Niederosterreich accounts for nearly 50% of the nation’s total wine output and is also Austria’s largest wine region. By far, the two most popular grape varietals are Gruner Veltliner and Riesling. In addition, a number of other grapes are grown in the region, including Chardonnay, Zweigelt, Pinot Noir, and Saint-Laurent.
There are 8 different wine sub-regions within Niederosterreich: Wachau, Kremstal, Kamptal, Traisental, Wagram, Weinviertel, Carnuntum and Thermenregion. Across these 8 sub-regions, there are three different types of climate. For example, Weinviertel (“Wine Quarter”) has a cool and dry climate, which contributes to the freshness and acidity of its wines. In contrast, Wachau, Kamptal, Kremstal, and Thermenregion all have a relatively moderate climate. Finally, Carnuntum in the southeast is known for having a warmer climate that is particularly well-suited for red grape varietals.
The terroir within Niederosterreich can vary significantly. For example, Weinviertel is flat, while Wachau and Kamptal are known for having steep, terraced vineyards.

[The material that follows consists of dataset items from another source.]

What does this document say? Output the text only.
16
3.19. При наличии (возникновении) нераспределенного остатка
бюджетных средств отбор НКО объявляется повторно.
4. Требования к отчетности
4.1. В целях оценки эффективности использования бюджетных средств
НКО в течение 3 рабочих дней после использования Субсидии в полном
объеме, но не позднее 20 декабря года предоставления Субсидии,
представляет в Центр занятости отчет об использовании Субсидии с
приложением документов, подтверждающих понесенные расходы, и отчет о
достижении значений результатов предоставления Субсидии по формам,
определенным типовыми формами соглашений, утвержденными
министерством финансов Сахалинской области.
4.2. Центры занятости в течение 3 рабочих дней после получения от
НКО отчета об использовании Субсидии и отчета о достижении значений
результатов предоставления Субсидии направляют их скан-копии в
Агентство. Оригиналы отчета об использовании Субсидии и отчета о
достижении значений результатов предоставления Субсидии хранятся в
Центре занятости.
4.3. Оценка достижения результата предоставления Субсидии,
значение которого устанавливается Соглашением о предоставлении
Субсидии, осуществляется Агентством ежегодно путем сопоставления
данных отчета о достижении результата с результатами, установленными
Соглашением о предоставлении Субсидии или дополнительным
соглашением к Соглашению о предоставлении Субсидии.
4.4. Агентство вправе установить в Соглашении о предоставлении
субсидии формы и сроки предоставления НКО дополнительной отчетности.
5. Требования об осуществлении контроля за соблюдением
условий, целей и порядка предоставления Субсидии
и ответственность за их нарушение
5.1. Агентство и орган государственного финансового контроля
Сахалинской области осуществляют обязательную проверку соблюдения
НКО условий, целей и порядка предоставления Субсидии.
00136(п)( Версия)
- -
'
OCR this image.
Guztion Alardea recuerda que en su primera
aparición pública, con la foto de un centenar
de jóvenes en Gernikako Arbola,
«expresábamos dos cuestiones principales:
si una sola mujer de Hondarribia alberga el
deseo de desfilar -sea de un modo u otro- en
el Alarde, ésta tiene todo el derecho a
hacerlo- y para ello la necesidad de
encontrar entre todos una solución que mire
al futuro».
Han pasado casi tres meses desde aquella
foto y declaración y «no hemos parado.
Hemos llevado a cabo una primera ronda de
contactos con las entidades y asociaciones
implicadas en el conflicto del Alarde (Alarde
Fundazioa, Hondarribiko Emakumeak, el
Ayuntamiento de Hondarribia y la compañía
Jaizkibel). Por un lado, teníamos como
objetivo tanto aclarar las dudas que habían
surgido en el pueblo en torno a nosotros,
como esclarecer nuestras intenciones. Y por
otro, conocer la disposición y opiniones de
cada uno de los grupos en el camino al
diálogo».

Niederosterreich has a rich winemaking history that dates back to the Bronze Age. Moreover, there is evidence of extensive Roman experience with viticulture here. During the Middle Ages, monks were responsible for building the steeply terraced vineyards of Wachau. The city of Wagram is now home to a major wine research center, as well as the nation’s oldest wine producer, Stift Klosterneuburg.